Our research team is multidisciplinary and includes physicians and basic researchers with training in different areas of the biomedical field. In recent years we have focused our work on two main research areas: (a) The epidemiology and physiopathology of infection by Pneumocystis jirovecii (formerly P. carinii sp. f. hominis), and (b) the development of methods for the evaluation and improvement of clinical practice.

(a) Epidemiology and physiopathology of Pneumocystis jirovecii infection

  • Epidemiology of P. jirovecii. For almost a century Pneumocystis carinii was considered to be a single protozoan, able to invade and proliferate in the lung of deeply immunosuppressed human and non-human mammalian hosts. The impossibility to develop continuous in vitro cultures has limited advances in knowledge about this microorganism. Recently, molecular biology techniques have permitted it to be demonstrated that the term "P. carinii" masks a variety of ubiquitous atypical fungal parasites with strong host specificity that are actual species which are currently being described. To the present time, only one species has been identified in human hosts and has been named Pneumocystis jirovecii. Currently, many characteristics of its biology and epidemiology are unknown. Thus, identification of human-Pneumocystis reservoirs and sources of infection using molecular tools constitutes to us an important area for research.
  • Role of Pneumocystis jirovecii colonization in chronic pulmonary diseases. The development of sensitive molecular techniques has led to the recognition of a colonization or carrier state of Pneumocystis jirovecii, in which low levels of the organism are detected in persons who do not have overt Pneumocystis pneumonia. Pneumocystis colonization has been described in subjects with various chronic lung diseases, and accumulating evidence suggests that it may be an important clinical phenomenon. Unravelling the role of P. jirovecii colonization in the pathophysiology of the most frequent chronic pulmonary diseases (COPD, Cystic Fibrosis, or Idiopathic pulmonary fibrosis) is another important area of research for our group.
  • Biology of Pneumocystis jirovecii. Although still impaired by the lack of a reliable and reproducible continuous in vitro cultivation system, research into the natural history of P. jirovecii has advanced owing to the expansion of molecular-based techniques. However, little is known about the biological characteristics of P. jirovecii, since the lack of culture methods has obliged researchers to use animal models, for which most of the knowledge produced concerns rat-derived Pneumocystis. For this reason, new post-genomic approaches using transcriptomic and proteomic tools are being developed to improve our knowledge about the biology of P. jirovecii.

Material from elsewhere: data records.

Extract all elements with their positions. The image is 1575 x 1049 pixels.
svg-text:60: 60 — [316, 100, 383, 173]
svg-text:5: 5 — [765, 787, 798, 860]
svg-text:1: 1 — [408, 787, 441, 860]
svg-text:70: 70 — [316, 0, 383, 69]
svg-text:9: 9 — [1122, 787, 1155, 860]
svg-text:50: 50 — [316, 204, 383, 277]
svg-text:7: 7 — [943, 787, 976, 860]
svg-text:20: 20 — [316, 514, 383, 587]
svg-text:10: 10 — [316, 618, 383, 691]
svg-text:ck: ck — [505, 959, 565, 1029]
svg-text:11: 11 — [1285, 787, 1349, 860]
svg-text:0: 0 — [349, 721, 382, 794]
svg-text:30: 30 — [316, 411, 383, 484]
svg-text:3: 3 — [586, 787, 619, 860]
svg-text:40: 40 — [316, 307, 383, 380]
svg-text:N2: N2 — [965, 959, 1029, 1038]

(b) Clinical practice improvement and evaluation.

  • Development of evidence-based clinical practice guidelines. Our group has developed a CPG for venous thromboembolism prevention in medical patients (PRETEMED), which has been endorsed by different scientific societies and included in the National Guideline Clearinghouse (NGC: 003602). We are currently evaluating different CPG implementation strategies and their effectiveness to change medical practices.